The newly created gadget "can be attached to various articles of clothing at various levels of the body," Daniel Kline, a USDA research entomologist and one of the device's creators, told Lifewire in an email interview. "For example, say a fisherman, golfer, or hiker is wearing a hat."

Mosquitoes No More?

The mosquito device uses the repellent transfluthrin, effectively preventing multiple species of mosquitoes from entering the testing site. Transfluthrin is an organic insecticide considered to be safe for humans and animals.

The gadget consists of a tube-shaped polypropylene plastic that is 2.5 centimeters long and holds two smaller tubes and cotton containing the repellent. The team attached 70 devices to the opening of a large military tent using a fishing line and nothing to a similar control tent. Caged mosquitos were released at various points along the tent's exterior, and almost all were killed or repelled within 24 hours.

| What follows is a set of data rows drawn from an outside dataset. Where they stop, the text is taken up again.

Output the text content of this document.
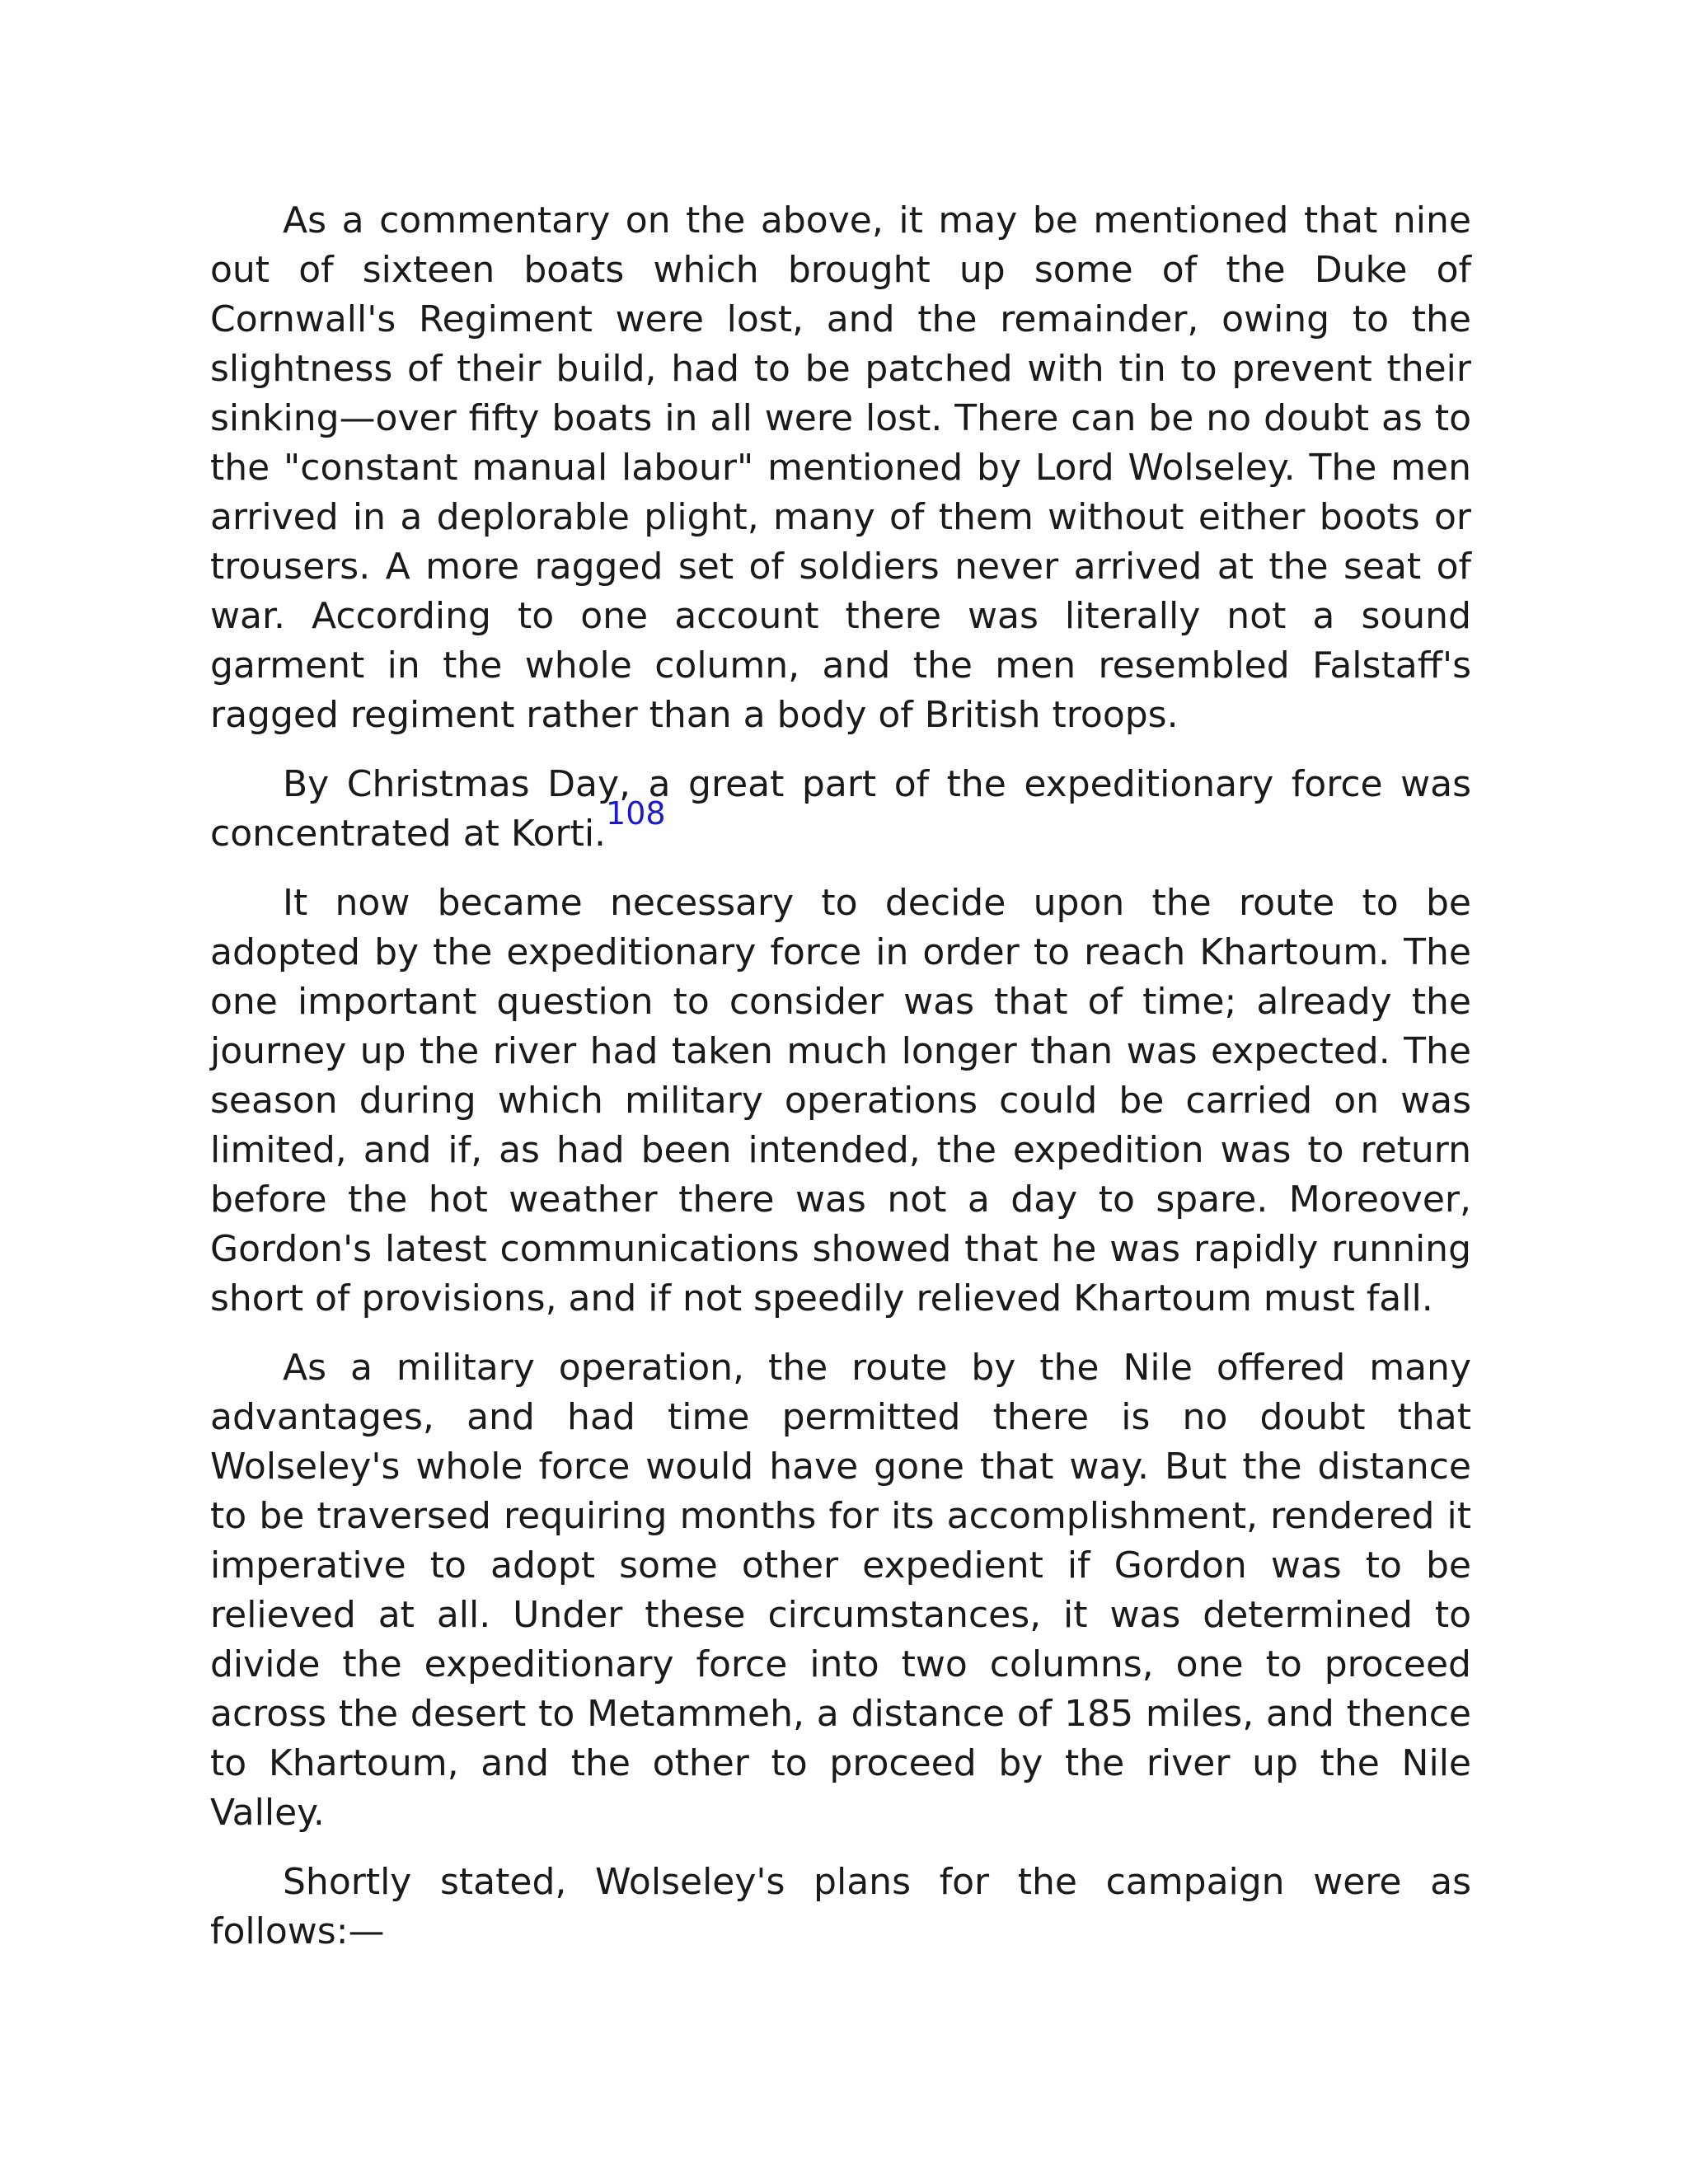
As a commentary on the above, it may be mentioned that nine out of sixteen boats which brought up some of the Duke of Cornwall's Regiment were lost, and the remainder, owing to the slightness of their build, had to be patched with tin to prevent their sinking—over fifty boats in all were lost. There can be no doubt as to the "constant manual labour" mentioned by Lord Wolseley. The men arrived in a deplorable plight, many of them without either boots or trousers. A more ragged set of soldiers never arrived at the seat of war. According to one account there was literally not a sound garment in the whole column, and the men resembled Falstaff's ragged regiment rather than a body of British troops.

By Christmas Day, a great part of the expeditionary force was concentrated at Korti.108

It now became necessary to decide upon the route to be adopted by the expeditionary force in order to reach Khartoum. The one important question to consider was that of time; already the journey up the river had taken much longer than was expected. The season during which military operations could be carried on was limited, and if, as had been intended, the expedition was to return before the hot weather there was not a day to spare. Moreover, Gordon's latest communications showed that he was rapidly running short of provisions, and if not speedily relieved Khartoum must fall.

As a military operation, the route by the Nile offered many advantages, and had time permitted there is no doubt that Wolseley's whole force would have gone that way. But the distance to be traversed requiring months for its accomplishment, rendered it imperative to adopt some other expedient if Gordon was to be relieved at all. Under these circumstances, it was determined to divide the expeditionary force into two columns, one to proceed across the desert to Metammeh, a distance of 185 miles, and thence to Khartoum, and the other to proceed by the river up the Nile Valley.

Shortly stated, Wolseley's plans for the campaign were as follows:—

"Our device eliminates the need for applying topical repellents and for insecticides that are sprayed across an open area, which can contaminate surrounding plants or bodies of water and have a negative impact on beneficial pollinators like bees and butterflies," Nagarajan Rajagopal, one of the device's inventors said in the news release. "This is versatile, portable, easily deployed, and doesn't require electricity or heat to activate the solution."

Gulshan Hajara Banu, the CEO & Founder at PestKeen, told Lifewire in an email that potential users of the new gadget should keep in mind that the results can vary depending on several factors, including the level of mosquito activity in a given area and the individual user's level of exposure. 

"It's important to note that it should still be used in conjunction with other protective measures, such as wearing long sleeves and pants and using mosquito nets, to ensure maximum protection," Banu added.

Kline said that the effectiveness of traditional chemical repellents depends on the user. He said that the device was developed with soldiers in mind. 

"Often deployed soldiers do not like to use the traditional topical skin repellents that are made available to them," he added. "Many do not like the smell or feel of these chemicals. Though available for them to use, compliance is an issue. Spatial repellents, we hope, will protect one or a group of deployed soldiers with minimal participation and compliance by them."  

Someone outside spraying mosquito repellant on their arm.

Zbynek Pospisil / Getty Images

Kline said his team has just begun evaluating the new device against ticks. "In this case, they are either attached to the bootlaces of our hiking boots or a cuff placed at the interface of our pants and boots," he added. 

More Help on the Way

Scientists from the Martin Luther University Halle-Wittenberg (MLU) recently developed another new type of wearable insect-repellent delivery device. Using a 3D printer, the active ingredient is first 'encapsulated' and formed into the desired shape, such as a ring, which can then be worn and releases an agent designed to repel mosquitoes for a long time.

The researchers developed their prototypes using IR3535, an insect repellent developed by MERCK. "Mosquito sprays containing IR3535 are very gentle on the skin and have been used worldwide for many years. That's why we've been using the agent for our experiments," said Professor René Androsch from the MLU in the news release. It is usually applied as a spray or lotion and offers several hours of protection. However, Androsch and his team are looking for ways to release the agent over a much longer period, such as by encapsulating it in a wearable ring or bracelet.

Ultimately, the choice of which anti-mosquito device to use will come down to individual preferences and needs, Banu said. "The University of Florida's device is certainly an exciting development in the field of anti-mosquito technology and has the potential to provide highly effective protection against mosquitos," she added.